Tonka isn’t your average curry house. Surrounded by some of Melbourne’s swankiest laneway bars down Duckboard Place off Flinders Lane, it’s one of the city’s most elegant Indian eateries. Aromas from the open kitchen waft into the intimate dining room – where diners tuck into modern subcontinental meals made with fresh local ingredients, such as the Spencer Gulf kingfish tartare and the barramundi andaman curry – as well as the Thali Bar, which serves eclectic cocktails and Indian bar snacks. “Tonka – for smart, on-trend Indian – is always beautiful,” Di says.
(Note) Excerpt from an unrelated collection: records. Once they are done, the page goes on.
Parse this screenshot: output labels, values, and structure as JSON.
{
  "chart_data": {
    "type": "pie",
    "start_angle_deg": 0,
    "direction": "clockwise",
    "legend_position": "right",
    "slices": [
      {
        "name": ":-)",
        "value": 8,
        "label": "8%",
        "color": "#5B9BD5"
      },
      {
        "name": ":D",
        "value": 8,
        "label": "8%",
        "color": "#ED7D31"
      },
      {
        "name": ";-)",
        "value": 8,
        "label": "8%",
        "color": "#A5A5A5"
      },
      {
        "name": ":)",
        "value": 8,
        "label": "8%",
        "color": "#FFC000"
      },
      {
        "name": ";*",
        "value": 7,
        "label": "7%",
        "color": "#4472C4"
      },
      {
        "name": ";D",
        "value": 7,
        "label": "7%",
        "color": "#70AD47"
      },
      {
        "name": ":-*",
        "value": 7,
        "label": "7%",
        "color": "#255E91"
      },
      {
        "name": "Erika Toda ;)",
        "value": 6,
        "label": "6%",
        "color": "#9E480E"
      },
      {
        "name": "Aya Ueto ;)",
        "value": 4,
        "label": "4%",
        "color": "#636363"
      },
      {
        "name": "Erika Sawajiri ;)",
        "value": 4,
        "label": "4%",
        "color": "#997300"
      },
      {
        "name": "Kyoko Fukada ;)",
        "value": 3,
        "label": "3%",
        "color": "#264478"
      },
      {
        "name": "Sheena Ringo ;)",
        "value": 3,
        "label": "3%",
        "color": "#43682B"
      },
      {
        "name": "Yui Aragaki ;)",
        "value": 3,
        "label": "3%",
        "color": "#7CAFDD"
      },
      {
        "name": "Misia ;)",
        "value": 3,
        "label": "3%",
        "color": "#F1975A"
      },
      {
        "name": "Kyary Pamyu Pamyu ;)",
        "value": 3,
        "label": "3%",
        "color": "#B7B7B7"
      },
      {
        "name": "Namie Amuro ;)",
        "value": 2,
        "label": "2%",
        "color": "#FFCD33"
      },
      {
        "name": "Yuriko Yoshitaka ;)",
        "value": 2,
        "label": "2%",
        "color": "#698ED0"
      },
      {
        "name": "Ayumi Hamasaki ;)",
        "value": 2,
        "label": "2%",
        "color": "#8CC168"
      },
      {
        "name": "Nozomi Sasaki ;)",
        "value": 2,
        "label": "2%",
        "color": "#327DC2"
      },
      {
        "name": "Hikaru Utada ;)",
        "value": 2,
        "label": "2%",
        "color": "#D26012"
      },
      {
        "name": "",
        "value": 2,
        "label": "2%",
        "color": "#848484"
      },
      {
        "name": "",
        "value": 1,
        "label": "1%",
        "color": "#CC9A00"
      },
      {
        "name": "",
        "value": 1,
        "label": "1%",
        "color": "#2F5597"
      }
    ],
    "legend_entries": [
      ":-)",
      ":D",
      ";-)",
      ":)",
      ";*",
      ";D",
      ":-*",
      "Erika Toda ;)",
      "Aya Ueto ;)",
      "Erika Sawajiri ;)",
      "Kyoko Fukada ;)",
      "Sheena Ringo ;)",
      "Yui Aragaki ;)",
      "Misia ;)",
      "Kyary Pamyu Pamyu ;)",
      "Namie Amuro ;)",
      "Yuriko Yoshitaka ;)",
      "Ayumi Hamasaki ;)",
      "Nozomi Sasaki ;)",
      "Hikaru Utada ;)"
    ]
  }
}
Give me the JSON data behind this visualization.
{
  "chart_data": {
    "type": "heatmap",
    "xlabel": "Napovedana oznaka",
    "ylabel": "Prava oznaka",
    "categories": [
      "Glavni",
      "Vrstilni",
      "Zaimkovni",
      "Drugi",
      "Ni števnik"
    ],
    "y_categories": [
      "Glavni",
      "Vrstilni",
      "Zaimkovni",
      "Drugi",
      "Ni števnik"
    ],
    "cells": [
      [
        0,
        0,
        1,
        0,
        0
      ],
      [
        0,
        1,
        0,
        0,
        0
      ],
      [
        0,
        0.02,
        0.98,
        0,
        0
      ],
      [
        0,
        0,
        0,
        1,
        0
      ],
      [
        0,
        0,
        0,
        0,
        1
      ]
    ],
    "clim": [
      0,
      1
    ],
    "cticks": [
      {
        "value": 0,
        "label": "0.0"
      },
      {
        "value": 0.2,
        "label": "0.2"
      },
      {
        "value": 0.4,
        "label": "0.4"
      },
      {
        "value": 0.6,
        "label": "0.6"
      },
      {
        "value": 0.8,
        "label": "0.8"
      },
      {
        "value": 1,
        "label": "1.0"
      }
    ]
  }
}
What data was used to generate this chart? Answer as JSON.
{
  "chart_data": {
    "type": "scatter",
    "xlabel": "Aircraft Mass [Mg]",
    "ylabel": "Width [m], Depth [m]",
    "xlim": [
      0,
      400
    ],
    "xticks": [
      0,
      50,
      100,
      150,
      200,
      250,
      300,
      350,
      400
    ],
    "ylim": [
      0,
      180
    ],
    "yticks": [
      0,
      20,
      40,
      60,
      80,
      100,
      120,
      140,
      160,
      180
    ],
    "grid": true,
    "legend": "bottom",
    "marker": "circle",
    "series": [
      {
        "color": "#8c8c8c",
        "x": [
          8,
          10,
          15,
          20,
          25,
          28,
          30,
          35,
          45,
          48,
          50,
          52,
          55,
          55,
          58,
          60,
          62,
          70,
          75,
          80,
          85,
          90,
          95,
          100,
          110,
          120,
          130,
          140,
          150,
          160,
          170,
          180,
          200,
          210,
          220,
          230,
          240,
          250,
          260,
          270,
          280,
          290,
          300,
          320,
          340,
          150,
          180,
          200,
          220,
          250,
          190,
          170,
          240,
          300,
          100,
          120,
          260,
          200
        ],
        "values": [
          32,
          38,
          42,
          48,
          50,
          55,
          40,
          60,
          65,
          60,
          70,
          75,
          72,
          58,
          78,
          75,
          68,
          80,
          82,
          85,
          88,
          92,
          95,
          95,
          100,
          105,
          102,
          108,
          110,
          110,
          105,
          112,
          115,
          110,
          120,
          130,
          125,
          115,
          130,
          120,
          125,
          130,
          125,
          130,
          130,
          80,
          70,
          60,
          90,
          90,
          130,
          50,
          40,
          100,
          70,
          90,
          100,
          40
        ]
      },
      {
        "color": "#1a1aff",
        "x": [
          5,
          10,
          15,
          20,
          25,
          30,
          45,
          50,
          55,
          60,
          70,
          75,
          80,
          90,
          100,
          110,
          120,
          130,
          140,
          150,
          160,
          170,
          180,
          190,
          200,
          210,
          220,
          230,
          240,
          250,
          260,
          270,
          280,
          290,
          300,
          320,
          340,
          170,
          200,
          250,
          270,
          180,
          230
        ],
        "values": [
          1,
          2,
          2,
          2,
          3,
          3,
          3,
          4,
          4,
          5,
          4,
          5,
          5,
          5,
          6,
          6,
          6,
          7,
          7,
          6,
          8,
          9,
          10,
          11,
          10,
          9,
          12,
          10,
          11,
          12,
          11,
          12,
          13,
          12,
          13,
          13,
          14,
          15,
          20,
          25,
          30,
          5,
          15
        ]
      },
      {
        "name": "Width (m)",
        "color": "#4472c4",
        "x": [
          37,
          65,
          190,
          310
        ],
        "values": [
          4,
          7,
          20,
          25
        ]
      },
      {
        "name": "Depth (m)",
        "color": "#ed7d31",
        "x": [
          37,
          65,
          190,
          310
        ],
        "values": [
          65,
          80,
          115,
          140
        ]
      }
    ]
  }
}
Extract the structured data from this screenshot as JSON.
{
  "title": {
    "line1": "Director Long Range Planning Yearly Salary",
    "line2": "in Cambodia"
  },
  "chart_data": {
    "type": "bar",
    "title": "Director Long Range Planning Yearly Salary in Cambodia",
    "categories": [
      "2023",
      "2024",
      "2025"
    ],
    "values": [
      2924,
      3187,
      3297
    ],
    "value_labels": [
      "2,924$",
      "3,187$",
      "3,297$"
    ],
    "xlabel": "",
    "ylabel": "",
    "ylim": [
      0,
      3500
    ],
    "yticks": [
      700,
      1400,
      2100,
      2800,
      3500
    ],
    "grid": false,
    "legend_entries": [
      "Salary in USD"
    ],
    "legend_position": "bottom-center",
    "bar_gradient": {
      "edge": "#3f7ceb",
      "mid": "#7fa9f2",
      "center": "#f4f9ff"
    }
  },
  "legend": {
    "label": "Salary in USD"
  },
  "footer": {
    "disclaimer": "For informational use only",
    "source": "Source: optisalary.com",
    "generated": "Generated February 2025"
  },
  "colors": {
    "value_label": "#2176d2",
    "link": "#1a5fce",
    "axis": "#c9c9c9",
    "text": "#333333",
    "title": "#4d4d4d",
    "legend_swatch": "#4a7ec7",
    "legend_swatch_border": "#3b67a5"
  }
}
Describing Melbourne’s diversity, she says: “You’ve got Thai, Malay, Singaporean, Vietnamese – the list just goes on and on and on. We were so lucky with our immigration in the ’50s, ’60s and ’70s. What that brought to Australian cuisine from a European perspective and from an Asian perspective, you’re never going to see that repeated.”
For a nightcap, Di Keser makes a beeline for Madame Brussels – the Bourke Street bar that bills itself as a rather fancy garden party. A whimsical watering hole named after a 19th-century brothel owner, Madame Brussels is kitted out with pink walls, faux grass, garden lounges and a playful menu of fruity ‘drinkipoos’ to match. The spring punches perfectly suit the sun-kissed rooftop terrace, which is always buzzing with Melburnians marvelling over the views of their city’s soaring skyline. “We love to have a drink up at Madame Brussels when the weather’s good,” Di says. “That’s always beautiful.”